A Mulher da Periquita que Voou
Carmen, para os íntimos, Carminha. Era uma menina alegre, que vivia correndo pelas ruas do bairro onde morava. Dizia que gostava da liberdade do vento esvoaçando sua cabeleira. Sua infância foi muito boa. Em uma ocasião, algo surpreendente aconteceu. Sentia certo comichão, nas partes baixas, mas menina é educada a não atiçar o fogo. Não sabia precisar a partir de que idade que aquele fenômeno começou a ocorrer. Um dia, fazendo xixi agachada atrás de uma moita, pois não queria ir em casa e atrapalhar o pique esconde, sua periquita voou. Sim, a xana bateu asas e voou. Na verdade não bateu asas, isso é força de expressão. A menina ficou desconsolada, chorava rios de lágrimas e os parentes aflitos, não sabiam como proceder diante do fato. Carminha disse, “São Longuinho, São Longuinho, se eu achar a minha periquitinha eu dou três pulinhos.” E não é que conseguiu? A danada da fujona foi parar próxima a um riacho, onde muitos meninos mergulhavam. A mãe preocupada, procurou logo a ajuda da igreja para tentar resolver a coisa.
A família de Carmen era de tradição católica, sua mãe não perdia a missa, adorava rezar e colocar a fofoca em dia. A menina havia sido batizada e feito o catecismo certinho. Seria isso coisa do capeta? Só de imaginar, a mãe da menina se colocou de joelhos e pôs-se a rezar. Nem com exorcismos conseguiram resolver o assunto. Médicos foram procurados. Em uma consulta ginecológica, lá estava a periquita tentando voar novamente. A mãe, desesperada, pensou em amarrar, costurar, engaiolar, enfim, tomar algum medida de encarceramento. A menina se sentia culpada por causar tamanho transtorno, mas fora isso, tinha uma vida feliz. Com o fim da infância e a chegada da menstruação, a periquita forçava a saída. Em um dia, havia esquecido de colocar a calcinha ao deitar e de noite, a periquita voou com toda sua força. Foi parar na casa de um rapaz chamado Alfredo, que apesar de estranhar ver uma periquita daquelas voando sozinha, deixou ser picado pelo pássaro, embora quem tivesse a pica fosse ele. A verdade é que a adolescente não controlava mais e todos os dias, mais de uma vez por dia, a periquita voava, muitas vezes a grandes distâncias.

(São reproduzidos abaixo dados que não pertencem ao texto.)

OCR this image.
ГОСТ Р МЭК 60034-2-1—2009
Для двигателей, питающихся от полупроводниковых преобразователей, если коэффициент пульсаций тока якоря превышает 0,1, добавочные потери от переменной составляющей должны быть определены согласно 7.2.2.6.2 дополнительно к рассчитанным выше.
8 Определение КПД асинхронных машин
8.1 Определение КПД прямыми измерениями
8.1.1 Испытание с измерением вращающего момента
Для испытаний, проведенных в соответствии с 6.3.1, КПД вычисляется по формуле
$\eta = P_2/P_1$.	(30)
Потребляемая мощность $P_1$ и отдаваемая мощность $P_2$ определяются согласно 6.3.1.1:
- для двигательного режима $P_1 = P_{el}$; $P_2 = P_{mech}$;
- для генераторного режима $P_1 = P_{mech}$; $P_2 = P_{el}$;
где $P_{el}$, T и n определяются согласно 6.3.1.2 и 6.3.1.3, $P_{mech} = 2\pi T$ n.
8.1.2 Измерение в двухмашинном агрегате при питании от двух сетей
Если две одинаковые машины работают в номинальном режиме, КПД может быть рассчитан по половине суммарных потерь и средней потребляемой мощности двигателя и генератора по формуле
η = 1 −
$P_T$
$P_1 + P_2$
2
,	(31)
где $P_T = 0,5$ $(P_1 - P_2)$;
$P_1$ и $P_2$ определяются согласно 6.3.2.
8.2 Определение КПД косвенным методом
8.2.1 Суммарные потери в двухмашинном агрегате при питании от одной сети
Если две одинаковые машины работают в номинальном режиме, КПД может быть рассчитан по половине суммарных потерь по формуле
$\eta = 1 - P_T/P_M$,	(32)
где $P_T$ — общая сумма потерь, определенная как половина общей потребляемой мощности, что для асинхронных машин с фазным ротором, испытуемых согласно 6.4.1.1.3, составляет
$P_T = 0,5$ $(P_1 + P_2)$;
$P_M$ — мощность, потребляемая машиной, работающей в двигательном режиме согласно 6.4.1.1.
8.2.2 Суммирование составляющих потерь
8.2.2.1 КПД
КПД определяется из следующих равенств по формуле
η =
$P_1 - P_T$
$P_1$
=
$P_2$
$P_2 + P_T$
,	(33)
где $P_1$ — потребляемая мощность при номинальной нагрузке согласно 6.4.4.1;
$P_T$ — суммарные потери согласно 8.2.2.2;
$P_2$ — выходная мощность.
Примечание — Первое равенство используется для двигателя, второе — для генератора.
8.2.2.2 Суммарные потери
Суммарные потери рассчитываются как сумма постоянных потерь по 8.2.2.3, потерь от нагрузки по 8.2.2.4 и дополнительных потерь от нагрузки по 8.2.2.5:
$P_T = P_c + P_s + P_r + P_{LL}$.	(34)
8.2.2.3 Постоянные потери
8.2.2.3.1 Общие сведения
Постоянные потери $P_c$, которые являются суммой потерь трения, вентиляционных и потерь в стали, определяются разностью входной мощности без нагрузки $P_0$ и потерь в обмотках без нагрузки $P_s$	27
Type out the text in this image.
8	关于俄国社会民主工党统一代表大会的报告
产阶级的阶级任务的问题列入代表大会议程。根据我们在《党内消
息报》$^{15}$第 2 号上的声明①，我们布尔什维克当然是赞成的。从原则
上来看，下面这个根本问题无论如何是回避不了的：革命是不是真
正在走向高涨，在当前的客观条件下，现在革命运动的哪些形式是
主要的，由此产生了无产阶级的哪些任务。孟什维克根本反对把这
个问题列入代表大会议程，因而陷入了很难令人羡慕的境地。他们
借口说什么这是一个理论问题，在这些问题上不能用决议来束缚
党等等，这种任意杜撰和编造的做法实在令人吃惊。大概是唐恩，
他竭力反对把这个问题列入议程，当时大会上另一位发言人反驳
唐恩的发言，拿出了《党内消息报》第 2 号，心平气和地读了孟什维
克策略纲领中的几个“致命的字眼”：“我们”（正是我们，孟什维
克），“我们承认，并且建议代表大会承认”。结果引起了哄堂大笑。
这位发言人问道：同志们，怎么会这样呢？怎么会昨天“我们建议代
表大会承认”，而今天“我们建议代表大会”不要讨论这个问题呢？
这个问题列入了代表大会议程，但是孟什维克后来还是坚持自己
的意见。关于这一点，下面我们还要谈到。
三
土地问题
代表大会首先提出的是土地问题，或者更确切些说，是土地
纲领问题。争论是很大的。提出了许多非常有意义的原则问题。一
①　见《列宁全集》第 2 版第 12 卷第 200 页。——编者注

Carminha possuía uma avó muito sábia. Certa vez a ancião comentou que a periquita da menina era uma águia disfarçada e que atacava pequenos pássaros, acabando com a raça de pintos desprevenidos, deixando-os em frangalhos. Até na delegacia a periquita foi parar, já que não escolhia o terreno em, que pousava. Quando atingiu a maioridade, Carmen ficou um mês sem periquita. A bicha voou por um longo período, já havia se acostumado a ser lisa na frente e urinava por trás. Mas um dia, sem mais nem menos, a danada da periquita voltou e pousou no seu lugar costumeiro. Já exausta de investidas. A família mantinha segredo sobre o fato. A moça arrumara emprego, estudava, ou seja, levava uma vida quase normal. Acabou se apaixonando por um rapagão, que chegava tão junto que sufocava a periquita, não deixando ela voar. Em uma noite que resolveram ira para a cama fazer amor, quando a mulher abriu suas graciosas pernas, a periquita voou, deixando o rapaz inconsolado. Mais do que isso, ele ficou com o pinto na mão e no rosto, uma expressão de perplexidade. Acabaram se separando.
Mas o destino vive nos pregando peças. Após a melancolia, Carminha conseguiu um bom partido. Era um homem já vivido, com hábitos de roça. Há quem diga que laçou a periquita na marra. O fato é que vivem bem juntos. Não se soube mais das fugas da periquita e Carmen já cuida dos três filhos, um menino e duas meninas. Preocupada, sempre dá uma olhada na periquitinha das meninas, para assegurar que não herdaram a sua, vamos dizer, excentricidade. Aos domingos almoçam fora e durante a semana seguem a rotina dos afazeres domésticos. O marido não deixa de comparecer, quer dizer, dá sempre um alpistezinho para a periquita, que tem uma fome daquelas. Estão agora criando umas cabecinhas de boi e os parentes adoram visitá-los, voltando sempre com algum agrado.uma dúzia de ovos aqui, um franguinho ali, um pedacinho de porco acolá. Também deram para criar passarinhos. Tem canarinho, caturras e até periquitinhos. Por via das dúvidas, ficam todos em um viveiro, bem engaioladinhos, para que nenhum resolva se meter a besta e bater asas para voar.